The elevated diversification of this dividend portfolio provides you with increased chances to perform well in any market condition, which is one of the objectives of the dividend portfolios I am building and constantly publishing here on Seeking Alpha.
In case you prioritize the generation of dividend income, you could slightly increase the proportion of SCHD and include additional companies that pay an attractive Dividend Yield.
Alternatively, if your primary goal is to achieve a higher Total Return, you might boost the proportion allocated to VOO and include additional single companies that are particularly attractive in terms of risk and reward.

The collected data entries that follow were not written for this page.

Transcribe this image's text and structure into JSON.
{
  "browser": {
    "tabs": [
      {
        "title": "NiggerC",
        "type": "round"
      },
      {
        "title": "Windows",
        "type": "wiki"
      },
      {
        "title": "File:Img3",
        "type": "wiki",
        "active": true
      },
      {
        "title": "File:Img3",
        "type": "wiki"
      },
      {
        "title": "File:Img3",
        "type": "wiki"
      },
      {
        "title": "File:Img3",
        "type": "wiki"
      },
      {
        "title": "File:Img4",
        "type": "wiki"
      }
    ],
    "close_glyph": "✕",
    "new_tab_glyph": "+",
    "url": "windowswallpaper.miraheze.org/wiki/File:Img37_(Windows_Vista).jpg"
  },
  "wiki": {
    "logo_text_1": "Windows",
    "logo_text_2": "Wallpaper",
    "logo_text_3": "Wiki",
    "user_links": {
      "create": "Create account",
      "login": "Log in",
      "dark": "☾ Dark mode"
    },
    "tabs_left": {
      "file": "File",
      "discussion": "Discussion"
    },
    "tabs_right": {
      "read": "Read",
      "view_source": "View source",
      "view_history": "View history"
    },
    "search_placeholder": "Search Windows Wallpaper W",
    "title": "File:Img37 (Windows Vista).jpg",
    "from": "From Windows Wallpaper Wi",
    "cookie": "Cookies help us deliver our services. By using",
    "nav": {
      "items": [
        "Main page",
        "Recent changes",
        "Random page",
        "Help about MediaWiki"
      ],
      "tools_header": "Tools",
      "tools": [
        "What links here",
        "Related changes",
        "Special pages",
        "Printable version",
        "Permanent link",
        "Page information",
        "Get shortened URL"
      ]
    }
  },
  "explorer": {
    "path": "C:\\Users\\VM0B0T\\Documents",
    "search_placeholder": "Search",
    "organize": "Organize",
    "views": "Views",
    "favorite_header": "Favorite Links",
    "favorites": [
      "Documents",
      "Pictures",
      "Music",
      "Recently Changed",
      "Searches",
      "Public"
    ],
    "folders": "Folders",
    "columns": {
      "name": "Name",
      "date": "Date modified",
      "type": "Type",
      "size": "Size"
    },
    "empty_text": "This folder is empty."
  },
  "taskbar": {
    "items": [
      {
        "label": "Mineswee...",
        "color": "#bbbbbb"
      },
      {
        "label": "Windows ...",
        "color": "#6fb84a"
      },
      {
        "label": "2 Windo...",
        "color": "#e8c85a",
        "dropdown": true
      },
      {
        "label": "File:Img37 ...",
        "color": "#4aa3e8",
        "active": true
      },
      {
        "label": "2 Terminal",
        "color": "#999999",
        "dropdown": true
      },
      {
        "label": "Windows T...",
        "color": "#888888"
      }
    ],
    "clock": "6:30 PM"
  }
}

Berkshire Hathaway (NYSE:BRK.A) (NYSE:BRK.B) can be named as an example that is particularly attractive when it comes to risk and reward, given its portfolio of companies with wide economic moats and its long track record of outperforming indices.
One of the primary risk-factors of the dividend portfolio presented in today’s article is the absence of fixed income assets. This elevates the risk level for investors, especially for those that do not invest over the long-term. For this reason, I generally suggest a long-term investment-approach.
In case you would like to further reduce the volatility of this dividend portfolio, I suggest including U.S. government bonds. This approach can help you to further reduce the downside risk of this portfolio, particularly over the short term.
The strategies mentioned allow you to tailor your portfolio to meet your personal financial goals and risk tolerance, enabling you to create a portfolio that best suits your needs.
It would be great to hear if you also combine ETFs with single companies within your dividend portfolio. Do you?